Besides the dogs, the skate park is often full of skaters, mostly teenage boys, slight no-goodniks, young rebels who are just learning to navigate an adult world they aren’t quite ready for. But there are no human faces in this film, just occasional body parts, the merest hint of human, as if the dogs don’t quite care to pay them full attention. More likely to be on screen: patches of sky, blades of grass, close-ups of bugs – whatever might be considered a dog’s eye view. The film is laconic. There is a lot of laying about in the sun, or obsessively sniffing a suspicious mound of earth. Perhaps mimicking the mind of a dog, there’s a lot of open space in the film, room to contemplate individual things but rarely a larger whole.

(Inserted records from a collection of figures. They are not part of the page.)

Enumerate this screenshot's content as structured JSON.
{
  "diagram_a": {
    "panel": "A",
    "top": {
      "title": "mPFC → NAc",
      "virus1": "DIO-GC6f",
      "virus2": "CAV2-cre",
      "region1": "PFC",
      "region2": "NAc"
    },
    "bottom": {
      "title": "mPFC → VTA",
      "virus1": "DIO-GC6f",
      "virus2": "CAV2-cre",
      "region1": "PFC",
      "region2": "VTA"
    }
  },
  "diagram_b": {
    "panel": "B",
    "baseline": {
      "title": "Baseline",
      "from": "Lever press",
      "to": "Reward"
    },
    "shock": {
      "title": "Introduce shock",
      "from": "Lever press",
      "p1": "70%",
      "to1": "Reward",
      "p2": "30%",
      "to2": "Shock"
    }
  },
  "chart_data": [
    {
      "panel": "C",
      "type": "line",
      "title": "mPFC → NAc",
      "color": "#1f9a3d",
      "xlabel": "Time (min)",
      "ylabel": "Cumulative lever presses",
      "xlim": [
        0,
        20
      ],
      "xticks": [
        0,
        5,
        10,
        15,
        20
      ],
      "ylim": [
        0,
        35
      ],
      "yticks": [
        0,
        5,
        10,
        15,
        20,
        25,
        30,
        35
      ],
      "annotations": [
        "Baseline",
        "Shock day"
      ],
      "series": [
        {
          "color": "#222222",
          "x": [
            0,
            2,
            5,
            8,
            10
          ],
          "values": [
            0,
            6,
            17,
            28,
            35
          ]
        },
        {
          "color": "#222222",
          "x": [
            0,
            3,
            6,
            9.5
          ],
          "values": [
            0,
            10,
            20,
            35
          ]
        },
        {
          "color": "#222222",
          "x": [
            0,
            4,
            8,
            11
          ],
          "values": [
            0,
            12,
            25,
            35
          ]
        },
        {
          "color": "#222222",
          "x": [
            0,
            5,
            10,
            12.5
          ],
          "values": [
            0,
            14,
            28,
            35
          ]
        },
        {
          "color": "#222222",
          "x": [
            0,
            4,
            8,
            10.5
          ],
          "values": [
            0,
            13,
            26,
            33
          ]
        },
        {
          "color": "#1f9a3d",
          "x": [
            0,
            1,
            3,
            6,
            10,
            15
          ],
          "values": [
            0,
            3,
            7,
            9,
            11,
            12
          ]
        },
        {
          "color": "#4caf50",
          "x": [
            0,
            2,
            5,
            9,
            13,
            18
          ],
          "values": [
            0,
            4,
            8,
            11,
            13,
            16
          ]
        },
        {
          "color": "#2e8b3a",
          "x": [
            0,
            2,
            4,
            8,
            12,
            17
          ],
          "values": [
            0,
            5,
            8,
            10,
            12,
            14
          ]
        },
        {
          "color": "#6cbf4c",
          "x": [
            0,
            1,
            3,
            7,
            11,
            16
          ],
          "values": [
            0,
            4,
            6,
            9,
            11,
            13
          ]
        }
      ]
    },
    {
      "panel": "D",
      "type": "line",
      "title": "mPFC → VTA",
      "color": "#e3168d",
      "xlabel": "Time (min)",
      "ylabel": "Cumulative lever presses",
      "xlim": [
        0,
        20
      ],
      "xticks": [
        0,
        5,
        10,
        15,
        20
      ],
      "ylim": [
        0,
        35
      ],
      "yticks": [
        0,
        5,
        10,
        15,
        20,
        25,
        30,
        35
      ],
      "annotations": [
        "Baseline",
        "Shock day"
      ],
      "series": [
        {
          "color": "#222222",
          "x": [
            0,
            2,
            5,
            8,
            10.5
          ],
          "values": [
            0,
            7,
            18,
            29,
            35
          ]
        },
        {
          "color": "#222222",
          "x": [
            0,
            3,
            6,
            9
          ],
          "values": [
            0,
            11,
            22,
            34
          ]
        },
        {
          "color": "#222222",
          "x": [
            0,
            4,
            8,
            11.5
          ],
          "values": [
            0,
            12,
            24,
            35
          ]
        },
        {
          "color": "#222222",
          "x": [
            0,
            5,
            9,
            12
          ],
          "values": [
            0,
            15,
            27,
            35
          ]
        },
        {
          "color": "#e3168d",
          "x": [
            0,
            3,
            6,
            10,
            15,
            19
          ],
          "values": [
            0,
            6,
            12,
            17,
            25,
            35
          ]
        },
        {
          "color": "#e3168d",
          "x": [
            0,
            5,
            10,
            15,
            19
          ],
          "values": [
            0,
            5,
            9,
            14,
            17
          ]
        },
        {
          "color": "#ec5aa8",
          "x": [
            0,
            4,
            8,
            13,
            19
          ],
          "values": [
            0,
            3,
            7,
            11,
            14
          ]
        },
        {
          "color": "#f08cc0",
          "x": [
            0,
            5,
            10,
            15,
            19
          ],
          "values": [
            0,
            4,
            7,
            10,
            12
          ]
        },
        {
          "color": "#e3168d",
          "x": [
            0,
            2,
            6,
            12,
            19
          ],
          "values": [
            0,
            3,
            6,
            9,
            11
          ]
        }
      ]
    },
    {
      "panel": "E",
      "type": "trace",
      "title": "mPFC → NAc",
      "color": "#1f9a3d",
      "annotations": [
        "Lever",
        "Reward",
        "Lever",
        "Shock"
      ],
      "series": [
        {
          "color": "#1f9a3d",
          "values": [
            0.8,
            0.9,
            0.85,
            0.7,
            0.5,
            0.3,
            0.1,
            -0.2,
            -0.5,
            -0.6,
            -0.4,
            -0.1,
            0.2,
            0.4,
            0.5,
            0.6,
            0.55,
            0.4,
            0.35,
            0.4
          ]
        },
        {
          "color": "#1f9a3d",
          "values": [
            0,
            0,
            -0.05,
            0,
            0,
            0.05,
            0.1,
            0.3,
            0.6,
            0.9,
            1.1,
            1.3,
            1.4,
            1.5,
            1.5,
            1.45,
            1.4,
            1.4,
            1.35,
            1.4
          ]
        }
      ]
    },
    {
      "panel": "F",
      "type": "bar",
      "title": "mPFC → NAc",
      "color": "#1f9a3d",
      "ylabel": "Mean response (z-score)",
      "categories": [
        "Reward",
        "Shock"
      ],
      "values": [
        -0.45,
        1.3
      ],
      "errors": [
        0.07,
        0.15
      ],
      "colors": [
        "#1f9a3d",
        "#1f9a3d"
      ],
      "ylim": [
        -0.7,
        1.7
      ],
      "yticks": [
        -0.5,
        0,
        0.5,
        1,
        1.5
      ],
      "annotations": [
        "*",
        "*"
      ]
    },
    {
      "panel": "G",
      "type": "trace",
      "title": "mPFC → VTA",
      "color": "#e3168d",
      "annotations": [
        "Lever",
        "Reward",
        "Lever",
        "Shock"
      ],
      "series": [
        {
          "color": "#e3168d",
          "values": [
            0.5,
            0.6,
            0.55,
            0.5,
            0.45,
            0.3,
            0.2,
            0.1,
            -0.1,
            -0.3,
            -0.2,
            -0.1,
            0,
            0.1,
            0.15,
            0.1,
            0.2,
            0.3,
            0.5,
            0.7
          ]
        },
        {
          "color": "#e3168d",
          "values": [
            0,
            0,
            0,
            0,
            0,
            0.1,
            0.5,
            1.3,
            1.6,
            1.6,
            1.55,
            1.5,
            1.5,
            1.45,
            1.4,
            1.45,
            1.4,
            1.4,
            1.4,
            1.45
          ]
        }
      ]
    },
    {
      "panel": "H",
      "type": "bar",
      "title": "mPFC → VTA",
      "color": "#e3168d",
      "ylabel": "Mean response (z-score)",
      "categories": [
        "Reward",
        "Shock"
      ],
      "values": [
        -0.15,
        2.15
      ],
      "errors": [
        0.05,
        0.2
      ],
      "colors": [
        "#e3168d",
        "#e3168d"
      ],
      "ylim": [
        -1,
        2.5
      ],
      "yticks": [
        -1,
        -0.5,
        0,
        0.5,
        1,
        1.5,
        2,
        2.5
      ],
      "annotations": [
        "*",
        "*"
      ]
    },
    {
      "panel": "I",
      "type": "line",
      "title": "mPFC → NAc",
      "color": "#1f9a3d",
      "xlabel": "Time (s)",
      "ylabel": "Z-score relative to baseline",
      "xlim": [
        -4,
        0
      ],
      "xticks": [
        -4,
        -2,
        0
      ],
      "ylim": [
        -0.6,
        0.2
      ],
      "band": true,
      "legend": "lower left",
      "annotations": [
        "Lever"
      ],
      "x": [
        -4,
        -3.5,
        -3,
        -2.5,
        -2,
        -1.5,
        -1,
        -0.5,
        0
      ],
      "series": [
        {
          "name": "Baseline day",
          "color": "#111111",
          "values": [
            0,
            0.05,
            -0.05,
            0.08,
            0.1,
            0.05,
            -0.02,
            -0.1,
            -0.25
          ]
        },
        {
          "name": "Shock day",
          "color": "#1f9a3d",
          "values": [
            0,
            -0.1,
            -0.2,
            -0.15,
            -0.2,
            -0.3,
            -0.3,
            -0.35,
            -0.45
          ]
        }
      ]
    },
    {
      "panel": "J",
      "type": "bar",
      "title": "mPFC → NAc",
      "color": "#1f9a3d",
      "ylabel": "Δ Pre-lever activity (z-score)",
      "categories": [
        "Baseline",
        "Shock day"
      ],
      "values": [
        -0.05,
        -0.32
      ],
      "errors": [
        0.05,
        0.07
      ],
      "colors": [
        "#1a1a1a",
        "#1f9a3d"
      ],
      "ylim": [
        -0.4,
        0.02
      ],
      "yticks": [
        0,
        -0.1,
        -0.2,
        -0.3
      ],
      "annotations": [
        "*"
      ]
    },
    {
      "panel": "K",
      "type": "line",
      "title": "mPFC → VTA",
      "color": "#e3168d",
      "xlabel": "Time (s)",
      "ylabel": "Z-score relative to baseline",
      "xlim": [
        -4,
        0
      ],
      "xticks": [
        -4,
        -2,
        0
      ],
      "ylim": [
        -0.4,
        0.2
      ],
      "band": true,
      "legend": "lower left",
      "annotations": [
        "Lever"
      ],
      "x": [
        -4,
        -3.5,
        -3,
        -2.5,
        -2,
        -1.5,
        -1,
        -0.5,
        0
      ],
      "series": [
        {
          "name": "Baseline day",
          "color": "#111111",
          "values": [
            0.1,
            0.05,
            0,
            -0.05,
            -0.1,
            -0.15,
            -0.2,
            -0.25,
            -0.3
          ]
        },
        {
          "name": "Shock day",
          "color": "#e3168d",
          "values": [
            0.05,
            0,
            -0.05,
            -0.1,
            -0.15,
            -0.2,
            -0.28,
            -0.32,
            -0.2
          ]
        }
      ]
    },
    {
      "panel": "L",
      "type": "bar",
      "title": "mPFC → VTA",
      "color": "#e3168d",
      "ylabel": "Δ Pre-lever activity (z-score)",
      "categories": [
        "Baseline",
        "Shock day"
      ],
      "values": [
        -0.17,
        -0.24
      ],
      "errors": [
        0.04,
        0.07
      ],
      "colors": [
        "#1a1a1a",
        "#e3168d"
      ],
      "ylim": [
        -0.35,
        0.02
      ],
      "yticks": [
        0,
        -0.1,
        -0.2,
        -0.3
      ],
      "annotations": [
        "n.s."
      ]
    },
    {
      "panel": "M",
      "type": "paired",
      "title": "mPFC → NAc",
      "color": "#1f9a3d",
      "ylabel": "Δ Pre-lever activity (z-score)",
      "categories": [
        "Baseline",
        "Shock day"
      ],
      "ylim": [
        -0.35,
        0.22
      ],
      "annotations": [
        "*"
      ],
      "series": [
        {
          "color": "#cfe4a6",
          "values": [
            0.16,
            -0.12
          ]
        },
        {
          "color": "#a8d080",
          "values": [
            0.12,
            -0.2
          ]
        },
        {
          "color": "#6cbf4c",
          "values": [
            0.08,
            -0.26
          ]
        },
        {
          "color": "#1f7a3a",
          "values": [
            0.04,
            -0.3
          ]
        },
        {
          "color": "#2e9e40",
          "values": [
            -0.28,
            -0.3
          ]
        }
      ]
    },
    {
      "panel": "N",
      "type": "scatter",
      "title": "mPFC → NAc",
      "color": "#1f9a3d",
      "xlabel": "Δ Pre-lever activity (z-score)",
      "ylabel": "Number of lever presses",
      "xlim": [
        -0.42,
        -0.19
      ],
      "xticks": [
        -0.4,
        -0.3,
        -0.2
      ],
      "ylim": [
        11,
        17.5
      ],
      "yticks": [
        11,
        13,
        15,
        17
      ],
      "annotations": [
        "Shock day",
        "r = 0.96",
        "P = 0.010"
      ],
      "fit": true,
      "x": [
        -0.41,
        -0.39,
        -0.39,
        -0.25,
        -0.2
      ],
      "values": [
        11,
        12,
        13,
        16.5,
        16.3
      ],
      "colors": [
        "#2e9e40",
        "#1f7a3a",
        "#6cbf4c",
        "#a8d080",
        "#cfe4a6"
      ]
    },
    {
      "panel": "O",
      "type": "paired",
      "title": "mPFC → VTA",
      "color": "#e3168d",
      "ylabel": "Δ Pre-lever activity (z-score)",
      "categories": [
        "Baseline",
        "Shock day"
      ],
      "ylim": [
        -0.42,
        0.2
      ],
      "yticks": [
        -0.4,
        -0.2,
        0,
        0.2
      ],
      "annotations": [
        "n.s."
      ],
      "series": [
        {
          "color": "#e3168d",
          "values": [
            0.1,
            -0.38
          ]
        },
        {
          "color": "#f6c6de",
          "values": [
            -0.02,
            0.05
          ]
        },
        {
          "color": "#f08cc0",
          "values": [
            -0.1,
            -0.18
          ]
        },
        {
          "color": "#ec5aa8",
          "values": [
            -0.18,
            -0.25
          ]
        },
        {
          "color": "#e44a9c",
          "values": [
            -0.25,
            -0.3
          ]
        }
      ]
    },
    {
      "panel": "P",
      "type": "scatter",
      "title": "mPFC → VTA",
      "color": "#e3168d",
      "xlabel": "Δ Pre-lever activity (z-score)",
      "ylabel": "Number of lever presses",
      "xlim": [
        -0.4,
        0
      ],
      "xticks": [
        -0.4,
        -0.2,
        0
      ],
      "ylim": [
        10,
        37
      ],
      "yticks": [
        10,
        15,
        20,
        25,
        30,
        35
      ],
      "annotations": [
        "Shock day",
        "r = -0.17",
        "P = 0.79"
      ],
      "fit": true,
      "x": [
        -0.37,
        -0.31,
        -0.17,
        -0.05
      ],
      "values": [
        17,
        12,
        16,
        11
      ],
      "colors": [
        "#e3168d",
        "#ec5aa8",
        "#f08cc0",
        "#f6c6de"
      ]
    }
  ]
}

The film fest posits that Los Reyes will “delight dog- and doc-lovers alike” and while that may be the case for some, I’d guess that it won’t be for everyone. Largely silent, the film only occasionally picks up snippets of conversation from the nearby youth who seem to always have a domestic situation or a drug deal going down. The dogs remain uninterested. Two years into filming, the dogs are also surprisingly comfortable with the cameras, allowing for extremely up close and personal explorations of their bodies and the other inhabitants of their fur. It is not always pleasant viewing, especially because the lives of stray street dogs are probably not exceptionally long. I love dogs, but I love them to have homes and be cared for, and for me, this movie never shed its inherent melancholy.

TIFF19: My Zoe

If you love Julie Delpy, as I do, you probably love her talky scripts, her hyper-verbal, over-analytical characters who leave no thought unspoken. She has a knack for combining drama and comedy and elevating both with intelligent commentary. My Zoe is quite a departure. Which isn’t to say that it’s not smart or insightful. But it is very, very different.

Isabelle (Delpy), loving mother to Zoe (Sophia Ally) is going through a divorce from her husband, James (Richard Armitage). Their daughter’s custody is their battleground. They both love and want her desperately, but they might also have the need to hurt and wound each other however they can. It hasn’t been easy. Zoe is a sweet little girl who is too young to understand the animosity. When James notices a bruise on Zoe’s arm, he is not un-accusing of Isabelle. When Isabelle hears Zoe sneeze, she is not un-accusing of James. They are suspicious of each other’s parenting, determined to be the Best and Most Devoted One. I wish I could say that all dissolves when it turns out Zoe is gravely ill.

A mystery illness strikes quickly, and severely, and the waiting room where the two parents wait is a literal tiny glass box where their tension just bounces off the walls and back into their bodies, ratcheting up the hostility with each allegation lobbed. Is it love gone sour that has them at each other’s throats, or just fear and frustration? Truly, to be the parent of a sick child is the most helpless one can feel. It’s no wonder they seek their scapegoats. Up until this point, the movie is riveting: emotional and raw, full of anger and spite. But then it makes a u-turn.

The next half is so materially different that you might wonder if you’d fallen asleep and woken up during an entirely different movie. It’s still Julie Delpy, still playing a devoted mother, obsessed, even. But everything else has changed: the characters, her surroundings, and most of all: the tone. It’s disorienting trying to get your bearings in this new reality.

Delpy is of course quite good – sometimes astonishing, sometimes vehement, often dangerous and despairing. Her performance is a wail heard by mothers everywhere. But it also reaches beyond the normal, natural borders of motherhood and asks: what else? The answers are not necessarily comfortable.